Corporate Strategy and Diversification Notes
Learning Objectives
- Define corporate strategy and describe its three dimensions.
- Explain why firms grow.
- Describe and evaluate different options that firms have to organize economic activity.
- Describe the two types of vertical integration along the industry value chain: backward and forward.
- Identify and evaluate benefits and risks of vertical integration.
- Describe and examine alternatives to vertical integration.
- Describe and evaluate different types of corporate diversification.
- Apply the core competence-market matrix to derive different diversification strategies.
- Explain when a diversification strategy creates a competitive advantage and when it does not.
- Understand internal organization possibilities in response to diversification.
Corporate Strategy
- Definition: Decisions made by leaders affecting multiple business units towards competitive advantage across industries and markets.
- Boundaries of the firm:
- Vertical integration.
- Diversification.
- Geographic scope.
Reasons for Firm Growth
- Increase profits and shareholder returns.
- Lower costs and achieve economies of scale/scope.
- Increase market power (pricing power).
- Reduce risk through diversification.
- Respond to changing regulations/technologies.
- Motivate management with growth opportunities.
Vertical Integration
Types of Vertical Integration
- Backward Integration: Involves acquiring a business that supplies goods or services to the firm.
- Forward Integration: Involves acquiring a business that distributes or sells products or services.
Benefits of Vertical Integration
- Lowering costs.
- Improving product quality.
- Facilitating scheduling and planning.
- Securing critical supplies and distribution channels.
- Capitalizing on specialized assets.
Risks of Vertical Integration
- Increasing costs.
- Reducing flexibility.
- Reducing product/service quality.
- Increasing the potential for legal risks.
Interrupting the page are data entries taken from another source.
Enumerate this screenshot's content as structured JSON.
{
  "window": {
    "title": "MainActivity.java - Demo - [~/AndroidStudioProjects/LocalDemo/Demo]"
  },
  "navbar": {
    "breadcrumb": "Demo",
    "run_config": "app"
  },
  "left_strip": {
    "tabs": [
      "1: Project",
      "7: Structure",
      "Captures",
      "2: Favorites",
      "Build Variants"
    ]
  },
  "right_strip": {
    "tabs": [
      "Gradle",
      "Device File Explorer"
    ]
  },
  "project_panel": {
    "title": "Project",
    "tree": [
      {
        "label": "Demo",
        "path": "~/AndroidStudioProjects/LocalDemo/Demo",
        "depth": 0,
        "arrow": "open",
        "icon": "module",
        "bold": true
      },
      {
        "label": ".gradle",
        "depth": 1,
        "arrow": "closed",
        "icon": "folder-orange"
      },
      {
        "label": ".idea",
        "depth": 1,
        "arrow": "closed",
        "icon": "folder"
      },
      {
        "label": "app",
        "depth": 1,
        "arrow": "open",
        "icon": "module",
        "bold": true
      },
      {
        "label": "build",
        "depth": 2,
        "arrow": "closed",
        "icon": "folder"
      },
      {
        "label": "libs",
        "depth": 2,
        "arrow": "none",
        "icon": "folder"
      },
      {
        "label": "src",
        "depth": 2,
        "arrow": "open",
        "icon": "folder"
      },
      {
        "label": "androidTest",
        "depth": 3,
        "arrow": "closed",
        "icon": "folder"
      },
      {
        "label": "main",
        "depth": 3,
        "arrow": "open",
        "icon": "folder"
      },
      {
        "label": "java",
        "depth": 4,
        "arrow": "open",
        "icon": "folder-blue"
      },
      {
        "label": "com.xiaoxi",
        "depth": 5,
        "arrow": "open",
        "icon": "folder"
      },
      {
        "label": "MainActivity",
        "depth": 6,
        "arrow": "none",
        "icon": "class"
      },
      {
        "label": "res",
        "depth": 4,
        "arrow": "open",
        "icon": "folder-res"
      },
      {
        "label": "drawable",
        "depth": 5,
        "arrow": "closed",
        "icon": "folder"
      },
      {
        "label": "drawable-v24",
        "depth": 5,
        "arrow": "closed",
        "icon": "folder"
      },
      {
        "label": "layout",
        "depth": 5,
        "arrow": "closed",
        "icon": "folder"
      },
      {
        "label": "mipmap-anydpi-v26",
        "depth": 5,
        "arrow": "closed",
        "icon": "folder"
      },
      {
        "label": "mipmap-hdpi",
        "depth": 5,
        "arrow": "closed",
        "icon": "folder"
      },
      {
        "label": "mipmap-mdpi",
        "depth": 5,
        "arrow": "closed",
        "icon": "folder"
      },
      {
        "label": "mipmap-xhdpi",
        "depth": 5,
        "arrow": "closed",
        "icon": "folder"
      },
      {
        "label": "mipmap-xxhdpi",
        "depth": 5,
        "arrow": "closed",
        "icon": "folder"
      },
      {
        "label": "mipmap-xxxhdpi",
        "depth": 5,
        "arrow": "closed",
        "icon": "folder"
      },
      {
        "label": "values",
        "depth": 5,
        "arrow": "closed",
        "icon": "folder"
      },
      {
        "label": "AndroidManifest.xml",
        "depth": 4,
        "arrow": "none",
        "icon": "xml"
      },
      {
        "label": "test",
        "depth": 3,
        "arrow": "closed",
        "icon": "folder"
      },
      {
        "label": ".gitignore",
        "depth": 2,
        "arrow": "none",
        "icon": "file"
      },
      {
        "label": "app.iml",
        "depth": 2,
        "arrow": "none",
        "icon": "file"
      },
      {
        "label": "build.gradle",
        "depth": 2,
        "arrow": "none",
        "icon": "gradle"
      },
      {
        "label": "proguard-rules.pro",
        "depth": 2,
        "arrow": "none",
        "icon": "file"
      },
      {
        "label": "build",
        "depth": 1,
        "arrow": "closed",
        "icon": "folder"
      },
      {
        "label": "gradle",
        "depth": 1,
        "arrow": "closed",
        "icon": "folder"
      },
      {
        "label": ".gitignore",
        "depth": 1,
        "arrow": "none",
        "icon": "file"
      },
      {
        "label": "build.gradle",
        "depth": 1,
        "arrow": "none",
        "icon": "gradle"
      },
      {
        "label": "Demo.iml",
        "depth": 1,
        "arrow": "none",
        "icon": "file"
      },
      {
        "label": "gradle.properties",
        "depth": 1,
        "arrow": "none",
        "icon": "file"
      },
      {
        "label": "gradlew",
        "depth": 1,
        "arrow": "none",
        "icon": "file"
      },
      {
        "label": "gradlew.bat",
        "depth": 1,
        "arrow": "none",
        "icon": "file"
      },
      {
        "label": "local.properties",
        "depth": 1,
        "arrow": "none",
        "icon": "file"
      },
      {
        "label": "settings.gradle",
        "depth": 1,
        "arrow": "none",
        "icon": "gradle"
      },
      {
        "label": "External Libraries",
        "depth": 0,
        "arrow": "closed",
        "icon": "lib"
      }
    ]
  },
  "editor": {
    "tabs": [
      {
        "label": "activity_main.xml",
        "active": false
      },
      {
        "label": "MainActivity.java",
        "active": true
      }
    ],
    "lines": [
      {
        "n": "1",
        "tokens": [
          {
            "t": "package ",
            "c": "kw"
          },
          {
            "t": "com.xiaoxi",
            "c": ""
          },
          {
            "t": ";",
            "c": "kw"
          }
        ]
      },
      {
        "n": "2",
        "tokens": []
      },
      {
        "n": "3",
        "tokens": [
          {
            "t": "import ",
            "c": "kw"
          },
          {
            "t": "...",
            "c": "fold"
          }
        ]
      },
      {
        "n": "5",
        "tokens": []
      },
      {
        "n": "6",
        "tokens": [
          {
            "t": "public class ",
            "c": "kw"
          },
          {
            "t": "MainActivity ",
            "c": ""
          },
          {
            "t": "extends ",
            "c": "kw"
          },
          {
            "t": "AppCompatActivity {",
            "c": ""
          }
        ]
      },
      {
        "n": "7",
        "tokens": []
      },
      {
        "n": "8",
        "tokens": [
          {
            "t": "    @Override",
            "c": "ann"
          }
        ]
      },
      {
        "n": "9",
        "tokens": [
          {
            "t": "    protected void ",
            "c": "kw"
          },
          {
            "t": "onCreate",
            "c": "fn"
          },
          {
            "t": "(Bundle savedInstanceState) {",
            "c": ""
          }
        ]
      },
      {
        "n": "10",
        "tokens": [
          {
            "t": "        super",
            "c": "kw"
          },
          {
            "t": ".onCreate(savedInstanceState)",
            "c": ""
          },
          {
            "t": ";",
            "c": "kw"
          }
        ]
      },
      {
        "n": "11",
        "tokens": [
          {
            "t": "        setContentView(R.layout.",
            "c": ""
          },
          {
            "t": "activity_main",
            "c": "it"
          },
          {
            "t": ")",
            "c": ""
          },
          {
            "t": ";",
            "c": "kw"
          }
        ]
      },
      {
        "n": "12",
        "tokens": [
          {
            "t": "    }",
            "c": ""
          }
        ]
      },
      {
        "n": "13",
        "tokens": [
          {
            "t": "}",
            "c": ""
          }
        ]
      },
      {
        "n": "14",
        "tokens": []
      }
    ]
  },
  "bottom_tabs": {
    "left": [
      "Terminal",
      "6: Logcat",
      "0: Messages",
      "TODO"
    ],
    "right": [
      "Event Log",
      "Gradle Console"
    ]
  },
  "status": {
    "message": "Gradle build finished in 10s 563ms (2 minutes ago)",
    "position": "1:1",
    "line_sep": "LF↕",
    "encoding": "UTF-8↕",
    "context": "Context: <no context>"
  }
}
Alternatives to Vertical Integration
- Taper Integration: Combination of in-house production with outside suppliers.
- Strategic Outsourcing: Transferring internal value chain activities to other firms (e.g., HR, IT).
Corporate Diversification
Types of Diversification
- Product Diversification: Offering a wider variety of products or services.
- Geographic Diversification: Expanding into new markets or regions.
- Product-Market Diversification: Combining product and geographic diversification.
Variations of Corporate Diversification
- Single Business: >95% revenue from one unit (e.g., Birkenstock).
- Dominant Business: 70%-95% revenue from one unit (e.g., Harley-Davidson).
- Related Diversification: Businesses share competencies (e.g., Johnson & Johnson).
- Unrelated Diversification (Conglomerate): Few or no shared competencies (e.g., Samsung).
Corporate Strategy: Value and Costs
- Value Creation:
- Securing critical supplies and distribution channels.
- Economies of scale and scope.
- Cost Sources:
- Coordination and influence costs.
The Core Competence-Market Matrix
- Utilizes company core competencies to create a competitive advantage in new markets.
Organizational Structure Changes
- Simple Structure: For small firms; founders make all decisions.
- Functional Structure: Groups by functional expertise; often used by firms with narrow focus.
- Multidivisional Structure: Used by diversifying firms; each unit operates independently with profit/loss responsibility.
- Matrix Structure: Combines functional and multidivisional structures; increases complexity but allows for domain expertise.
Principal-Agent Problem
- Owners (principals) aim to maximize shareholder value, while managers (agents) may pursue personal interests.
- Occurs when one party holds more information than another, potentially leading to suboptimal market outcomes.